Housing costs have always been a bit of an anomaly in the benefits system, partly because they are too variable to be subsumed under a general benefit payment but too important to be ignored, and partly because government has always had two options in relation to help with rent - pay benefit or intervene directly to influence rents.

For much of the 20th century, private sector rents were limited by legislation, and council rents were much lower in real terms than they are today. In the 1970s, for example, the government spent four times as much subsidising an annual house-building programme of 100,000 council homes as it did on housing benefits.

The dramatic rise in housing benefit spending over the last thirty years has been a deliberate creation of government policies aimed to revive the private rented sector and shift the focus of public housing subsidy from bricks and mortar to means-tested benefits.

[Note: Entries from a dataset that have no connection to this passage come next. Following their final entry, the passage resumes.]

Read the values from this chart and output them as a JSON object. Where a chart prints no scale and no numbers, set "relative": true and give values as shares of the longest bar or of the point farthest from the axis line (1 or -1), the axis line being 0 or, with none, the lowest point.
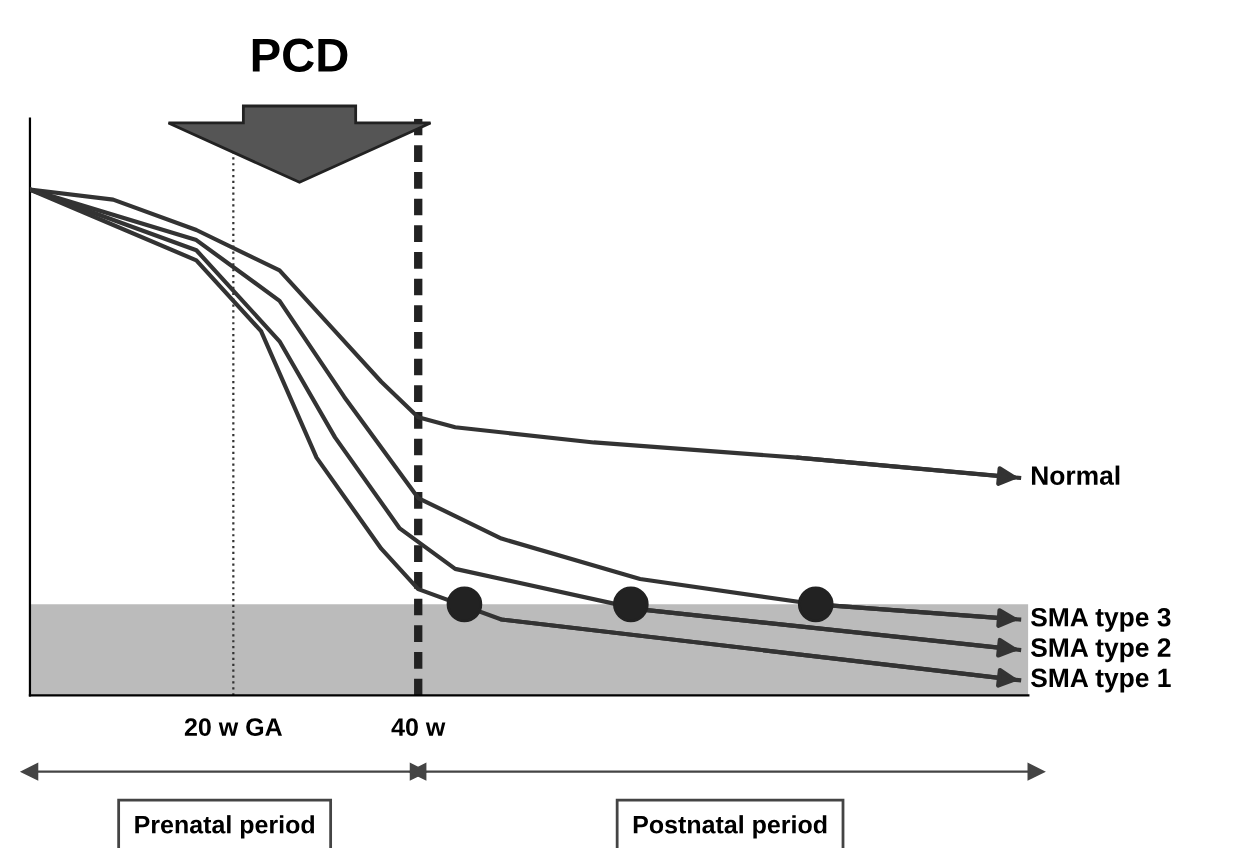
{
  "chart_data": {
    "type": "line",
    "relative": true,
    "xlim": [
      -2,
      106
    ],
    "xticks": [
      {
        "value": 20,
        "label": "20 w GA"
      },
      {
        "value": 40,
        "label": "40 w"
      }
    ],
    "series": [
      {
        "name": "Normal",
        "color": "#333333",
        "x": [
          -2,
          7,
          16,
          25,
          31,
          36,
          40,
          44,
          59,
          81,
          105
        ],
        "values": [
          1,
          0.98,
          0.92,
          0.84,
          0.72,
          0.62,
          0.55,
          0.53,
          0.5,
          0.47,
          0.43
        ]
      },
      {
        "name": "SMA type 3",
        "color": "#333333",
        "x": [
          -2,
          16,
          25,
          32,
          40,
          49,
          64,
          83,
          105
        ],
        "values": [
          1,
          0.9,
          0.78,
          0.59,
          0.39,
          0.31,
          0.23,
          0.18,
          0.15
        ]
      },
      {
        "name": "SMA type 2",
        "color": "#333333",
        "x": [
          -2,
          16,
          25,
          31,
          38,
          44,
          64,
          105
        ],
        "values": [
          1,
          0.88,
          0.7,
          0.51,
          0.33,
          0.25,
          0.17,
          0.09
        ]
      },
      {
        "name": "SMA type 1",
        "color": "#333333",
        "x": [
          -2,
          16,
          23,
          29,
          36,
          40,
          49,
          105
        ],
        "values": [
          1,
          0.86,
          0.72,
          0.47,
          0.29,
          0.21,
          0.15,
          0.03
        ]
      },
      {
        "type": "scatter",
        "marker": "circle",
        "color": "#222222",
        "x": [
          45,
          63,
          83
        ],
        "values": [
          0.18,
          0.18,
          0.18
        ]
      }
    ],
    "ref_lines": [
      {
        "axis": "x",
        "value": 20,
        "line_style": "dotted",
        "color": "#333333"
      },
      {
        "axis": "x",
        "value": 40,
        "line_style": "dashed",
        "color": "#222222"
      }
    ],
    "bands": [
      {
        "axis": "y",
        "from": 0,
        "to": 0.18,
        "color": "#bbbbbb"
      }
    ],
    "annotations": [
      "PCD",
      "Prenatal period",
      "Postnatal period"
    ],
    "marker": "none",
    "line_style": "solid",
    "grid": false,
    "legend": "right"
  }
}
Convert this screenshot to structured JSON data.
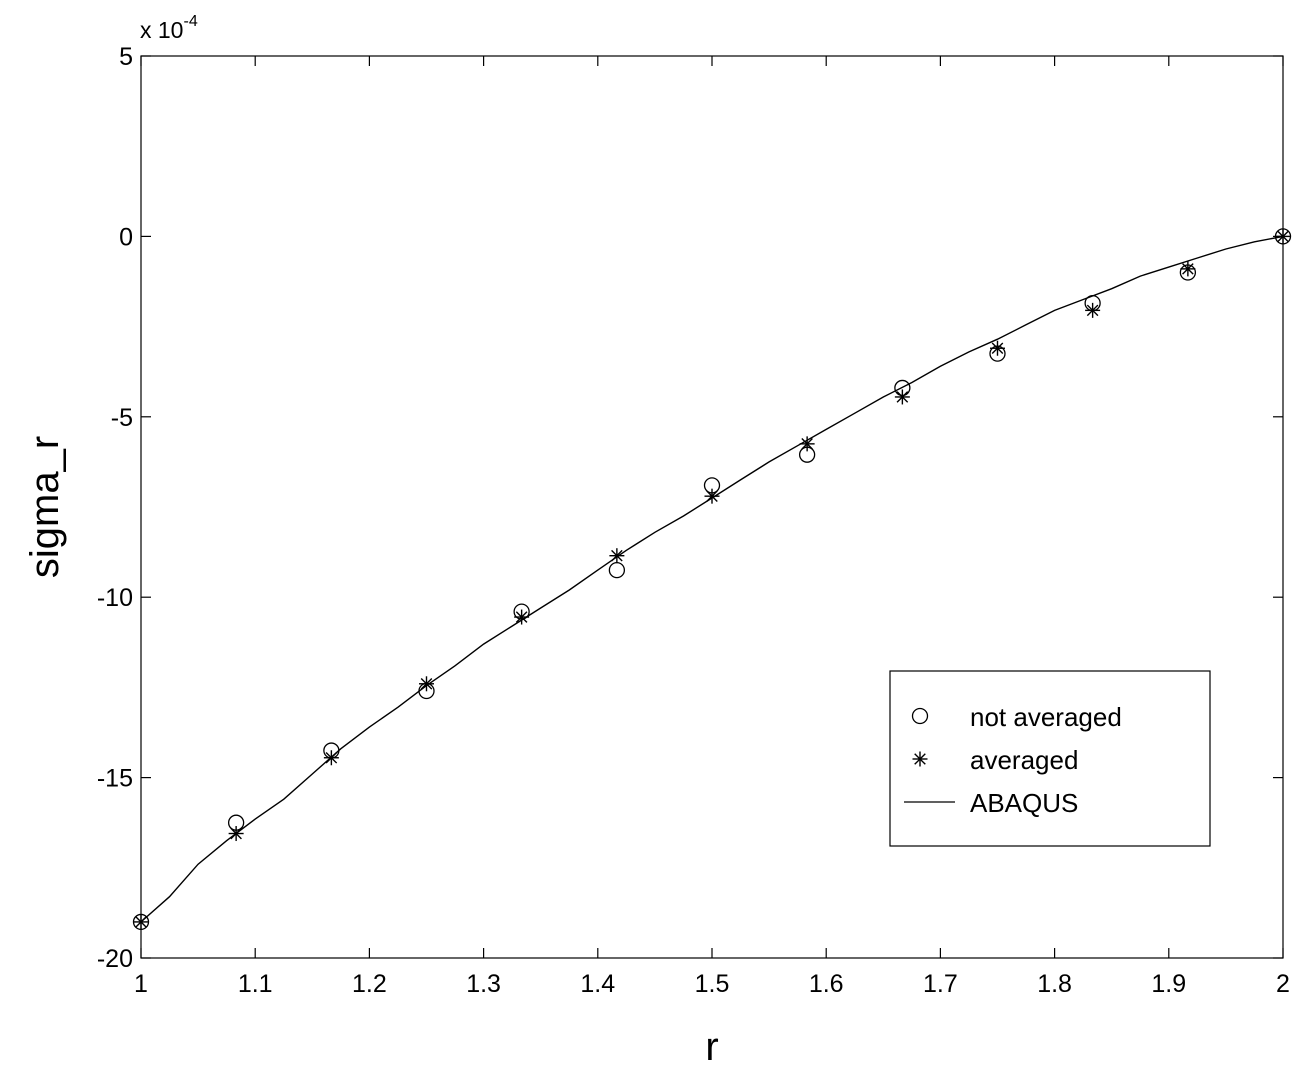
{
  "chart_data": {
    "type": "line",
    "xlabel": "r",
    "ylabel": "sigma_r",
    "y_exponent_label": "x 10",
    "y_exponent_power": "-4",
    "xlim": [
      1,
      2
    ],
    "ylim": [
      -20,
      5
    ],
    "x_ticks": [
      "1",
      "1.1",
      "1.2",
      "1.3",
      "1.4",
      "1.5",
      "1.6",
      "1.7",
      "1.8",
      "1.9",
      "2"
    ],
    "y_ticks": [
      "5",
      "0",
      "-5",
      "-10",
      "-15",
      "-20"
    ],
    "y_tick_values": [
      5,
      0,
      -5,
      -10,
      -15,
      -20
    ],
    "grid": false,
    "legend_position": "lower-right",
    "series": [
      {
        "name": "not averaged",
        "marker": "circle",
        "x": [
          1.0,
          1.0833,
          1.1667,
          1.25,
          1.3333,
          1.4167,
          1.5,
          1.5833,
          1.6667,
          1.75,
          1.8333,
          1.9167,
          2.0
        ],
        "y": [
          -19.0,
          -16.25,
          -14.25,
          -12.6,
          -10.4,
          -9.25,
          -6.9,
          -6.05,
          -4.2,
          -3.25,
          -1.85,
          -1.0,
          0.0
        ]
      },
      {
        "name": "averaged",
        "marker": "asterisk",
        "x": [
          1.0,
          1.0833,
          1.1667,
          1.25,
          1.3333,
          1.4167,
          1.5,
          1.5833,
          1.6667,
          1.75,
          1.8333,
          1.9167,
          2.0
        ],
        "y": [
          -19.0,
          -16.55,
          -14.45,
          -12.4,
          -10.55,
          -8.85,
          -7.2,
          -5.75,
          -4.45,
          -3.1,
          -2.05,
          -0.9,
          0.0
        ]
      },
      {
        "name": "ABAQUS",
        "marker": "none",
        "x": [
          1.0,
          1.025,
          1.05,
          1.075,
          1.1,
          1.125,
          1.15,
          1.175,
          1.2,
          1.225,
          1.25,
          1.275,
          1.3,
          1.325,
          1.35,
          1.375,
          1.4,
          1.425,
          1.45,
          1.475,
          1.5,
          1.525,
          1.55,
          1.575,
          1.6,
          1.625,
          1.65,
          1.675,
          1.7,
          1.725,
          1.75,
          1.775,
          1.8,
          1.825,
          1.85,
          1.875,
          1.9,
          1.925,
          1.95,
          1.975,
          2.0
        ],
        "y": [
          -19.0,
          -18.3,
          -17.4,
          -16.75,
          -16.15,
          -15.6,
          -14.9,
          -14.2,
          -13.6,
          -13.05,
          -12.45,
          -11.9,
          -11.3,
          -10.8,
          -10.3,
          -9.8,
          -9.25,
          -8.7,
          -8.2,
          -7.75,
          -7.25,
          -6.75,
          -6.25,
          -5.8,
          -5.35,
          -4.9,
          -4.45,
          -4.05,
          -3.6,
          -3.2,
          -2.85,
          -2.45,
          -2.05,
          -1.75,
          -1.45,
          -1.1,
          -0.85,
          -0.6,
          -0.35,
          -0.15,
          0.0
        ]
      }
    ]
  }
}
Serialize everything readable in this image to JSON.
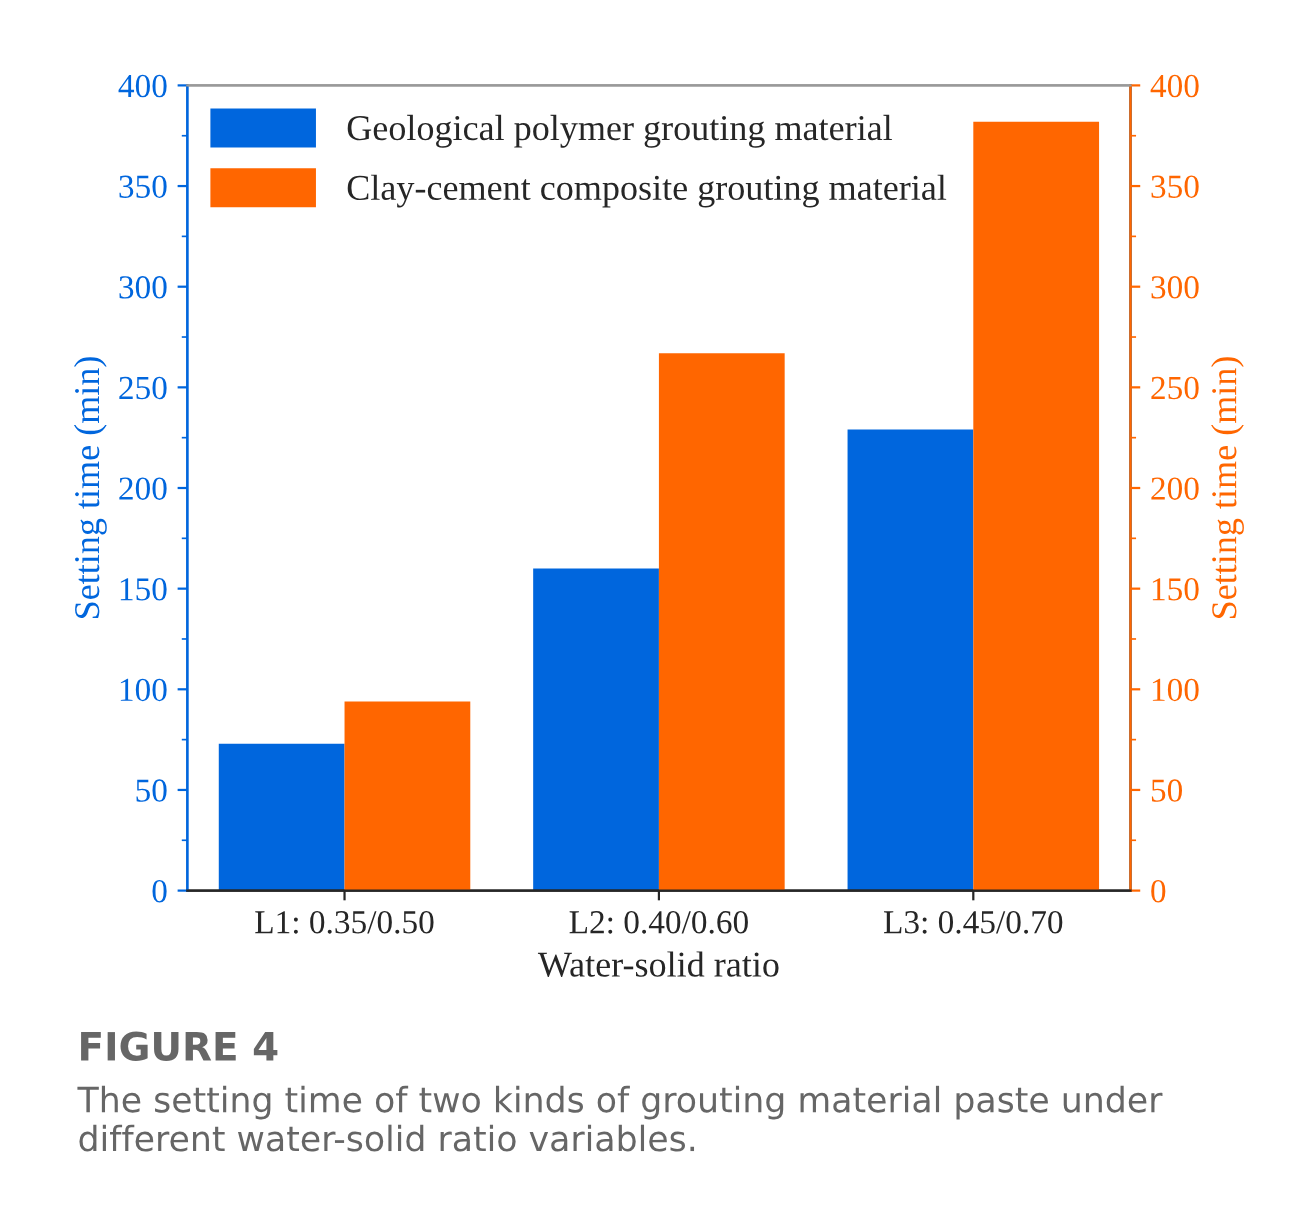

Current public spending plans provide £4.5 billion for affordable housing, but £95 billion for housing benefit. Cuts in housing benefit spending do not have to be delivered by reducing entitlement; the alternative remains of looking to influence the housing costs that households on low incomes face.

Even if reintroduction of rent controls in the private rented sector is judged unattractive or unworkable, the provision of additional social housing at sub-market rents - social or affordable - would help reduce the overall benefits bill to the extent that it provided opportunities for low-income households who would otherwise rent privately. These potential savings should be factored into the calculation of the public sector costs of a new social housebuilding programme.

In a report published last week the Institute for Public Policy Research made the interesting suggestion of devolving the whole system of housing support to local government, making them responsible for administering an affordable housing grant which could be allocated as locally judged best between bricks and mortar and benefits, and between the social and private sectors. It is an idea worth thinking about.